Doa yang Menyeberangi Lautan: Esai tentang Kesunyian, Kepedulian, dan Salat Gaib di Polres Wajo

BERITA DUKA53 Dilihat

Keterangan Gambar:

Jamaah dari unsur Polres Wajo dan masyarakat melaksanakan Salat Gaib di Masjid At-Taqwa Polres Wajo. Wajah-wajah yang menunduk dalam kekhusyukan ini menjadi simbol empati mendalam terhadap para korban bencana di Sumatera dan Aceh.


Laporan : Sabri

Editor : Alimuddin


Ketika Waktu Menjadi Hening

WAJO, SULSEL — Ada siang hari tertentu yang terasa lebih pelan dari biasanya. Udara seolah menahan diri, cahaya matahari merambat masuk seperti malu-malu, dan langkah manusia terdengar lebih lembut, seakan membawa sesuatu yang rapuh. Jumat, 5 Desember 2025 itu, Masjid At-Taqwa Polres Wajo menjadi rumah bagi keheningan semacam itu—keheningan yang bukan kosong, melainkan penuh: penuh doa, penuh rindu terhadap saudara yang tak dikenal, penuh empati yang menyeberangi samudra hingga menjangkau Sumatera dan Aceh yang sedang berduka.

Di ruang itu, di antara dinding yang menyimpan ribuan doa, manusia-manusia berdiri. Mereka menunduk bukan hanya sebagai ritus ibadah, tapi sebagai bentuk penghormatan bagi kehidupan yang terenggut tiba-tiba.

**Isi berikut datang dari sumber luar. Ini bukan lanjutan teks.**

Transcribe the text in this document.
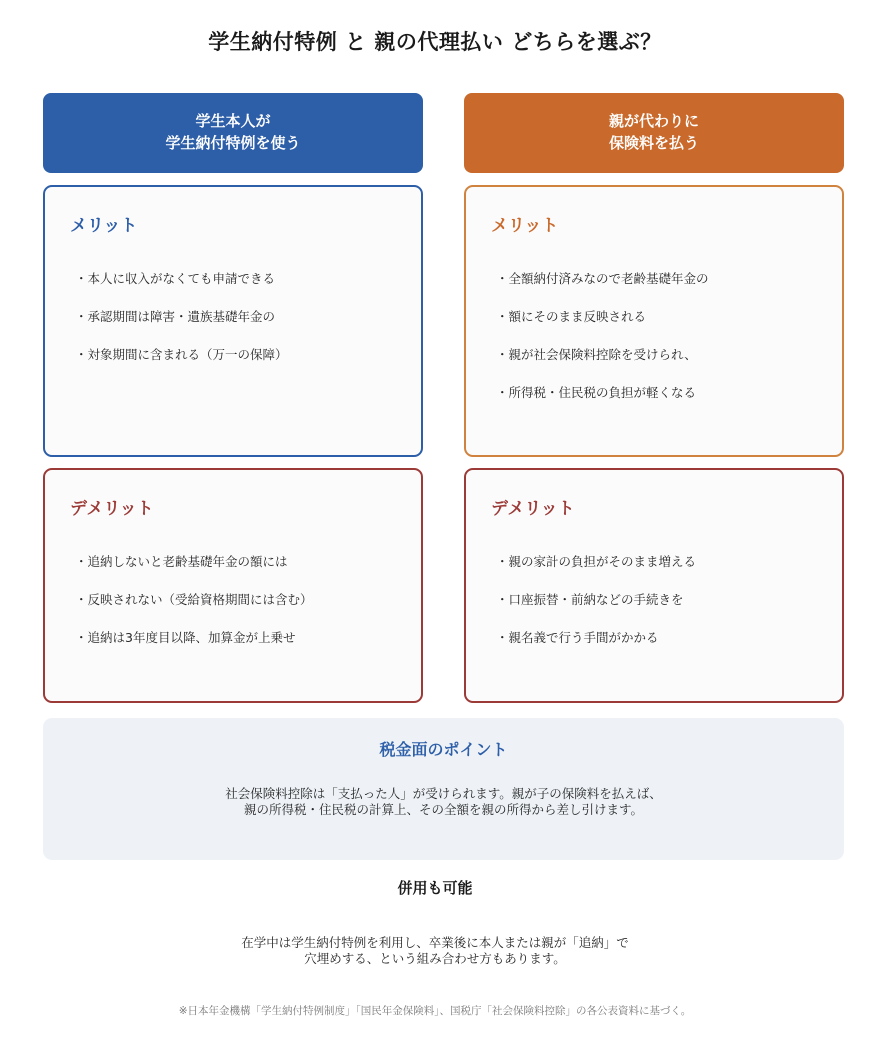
学生納付特例 と 親の代理払い どちらを選ぶ？
学生本人が
学生納付特例を使う
親が代わりに
保険料を払う
メリット
・本人に収入がなくても申請できる
・承認期間は障害・遺族基礎年金の
・対象期間に含まれる（万一の保障）
メリット
・全額納付済みなので老齢基礎年金の
・額にそのまま反映される
・親が社会保険料控除を受けられ、
・所得税・住民税の負担が軽くなる
デメリット
・追納しないと老齢基礎年金の額には
・反映されない（受給資格期間には含む）
・追納は3年度目以降、加算金が上乗せ
デメリット
・親の家計の負担がそのまま増える
・口座振替・前納などの手続きを
・親名義で行う手間がかかる
税金面のポイント
社会保険料控除は「支払った人」が受けられます。親が子の保険料を払えば、
親の所得税・住民税の計算上、その全額を親の所得から差し引けます。
併用も可能
在学中は学生納付特例を利用し、卒業後に本人または親が「追納」で
穴埋めする、という組み合わせ方もあります。
※日本年金機構「学生納付特例制度」「国民年金保険料」、国税庁「社会保険料控除」の各公表資料に基づく。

Masjid yang Menyerap Luka Nusantara

Masjid At-Taqwa di halaman Polres Wajo bukan bangunan besar. Namun hari itu, ia terasa seperti pusat dari sesuatu yang luas: pusat dari duka, dari harapan, dari kemanusiaan. Dari balik jendela, daun pohon bergerak ringan diterpa angin, seolah ikut mengucapkan takziah.

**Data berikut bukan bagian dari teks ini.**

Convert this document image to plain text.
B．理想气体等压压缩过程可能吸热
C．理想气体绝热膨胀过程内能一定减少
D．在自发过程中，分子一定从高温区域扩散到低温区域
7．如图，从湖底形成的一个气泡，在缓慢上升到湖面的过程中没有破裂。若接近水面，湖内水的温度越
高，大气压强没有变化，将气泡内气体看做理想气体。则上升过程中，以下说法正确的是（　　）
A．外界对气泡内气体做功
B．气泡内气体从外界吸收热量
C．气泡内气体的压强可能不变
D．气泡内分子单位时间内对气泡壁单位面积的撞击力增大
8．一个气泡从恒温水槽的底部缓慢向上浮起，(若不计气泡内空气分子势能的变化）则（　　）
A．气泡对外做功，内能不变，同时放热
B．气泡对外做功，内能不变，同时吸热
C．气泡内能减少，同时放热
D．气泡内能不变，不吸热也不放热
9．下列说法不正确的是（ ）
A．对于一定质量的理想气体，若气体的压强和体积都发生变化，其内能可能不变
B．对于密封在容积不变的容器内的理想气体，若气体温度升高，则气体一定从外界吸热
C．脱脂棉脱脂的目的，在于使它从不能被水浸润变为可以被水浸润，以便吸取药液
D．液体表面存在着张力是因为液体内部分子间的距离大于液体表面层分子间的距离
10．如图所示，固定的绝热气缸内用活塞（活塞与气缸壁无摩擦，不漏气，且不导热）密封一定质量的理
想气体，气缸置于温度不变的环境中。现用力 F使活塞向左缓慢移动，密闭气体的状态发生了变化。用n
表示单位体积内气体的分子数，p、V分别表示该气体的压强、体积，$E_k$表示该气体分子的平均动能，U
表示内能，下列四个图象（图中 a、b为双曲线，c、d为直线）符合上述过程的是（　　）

Barisan jamaah terbentuk setelah Salat Jumat usai. Beberapa wajah tampak masih memegang sisa-sisa khutbah, sementara sebagian lainnya memegang kabar buruk dari utara Nusantara. Seragam kepolisian bercampur dengan pakaian warga biasa, tak ada sekat, tak ada pangkat—semuanya melebur menjadi manusia yang merasakan patah yang sama.

Kapolres Wajo, AKBP Muhammad Rosid Ridho, melangkah maju. Gerakannya tenang, tidak tergesa. Barangkali karena ia tahu, doa membutuhkan ketepatan suasana: hening yang jujur, niat yang tulus, dan hati yang siap untuk terhubung dengan yang jauh.


Dari Tanah Wajo untuk Tanah yang Terluka

Musibah yang melanda Sumatera dan Aceh telah menjelma menjadi percakapan duka di mana-mana. Layar televisi menampilkan reruntuhan rumah; radio memutar suara-suara tangis yang pecah; gawai di tangan manusia memancarkan berita angka korban yang terus bertambah.

Namun ada fakta yang jarang diucapkan: duka tidak hanya menetap di lokasi bencana. Duka itu memiliki kaki. Ia berjalan, menyeberangi lautan, menumpang pada rasa kemanusiaan, lalu tiba di tempat-tempat yang jauh. Hari itu, duka itu mengetuk pintu Wajo—dan dibukakan.

Seorang personel polisi muda, dengan suara yang agak bergetar seusai salat, berkata:

“Kadang kita tidak bisa membantu dengan tenaga. Tapi hati selalu punya ruang, selalu punya cara. Doa adalah salah satunya.”

Kata-kata sederhana itu mengalir seperti parit kecil yang menuntun air ke sungai yang lebih besar.


Salat Gaib: Ritual Singkat yang Memanjang dalam Ingatan

Tepat pukul 12.45 Wita, Salat Gaib dimulai. Suara takbir pertama terasa seperti jeda panjang sebelum kembali bernafas.

Di barisan depan, imam muda mengangkat kedua tangannya, sementara jamaah mengikuti dengan khusyuk. Tidak ada suara selain lantunan doa. Bahkan bunyi kipas angin pun seperti mengecilkan dirinya. Keheningan itu memanjang, memasuki ruang batin siapa pun yang hadir.

Wakapolres, KOMPOL H. Andi Syamsulifu, berdiri tegak di samping Kapolres. Wajahnya tampak menahan sesuatu—barangkali kenangan, barangkali simpati yang menekan dada.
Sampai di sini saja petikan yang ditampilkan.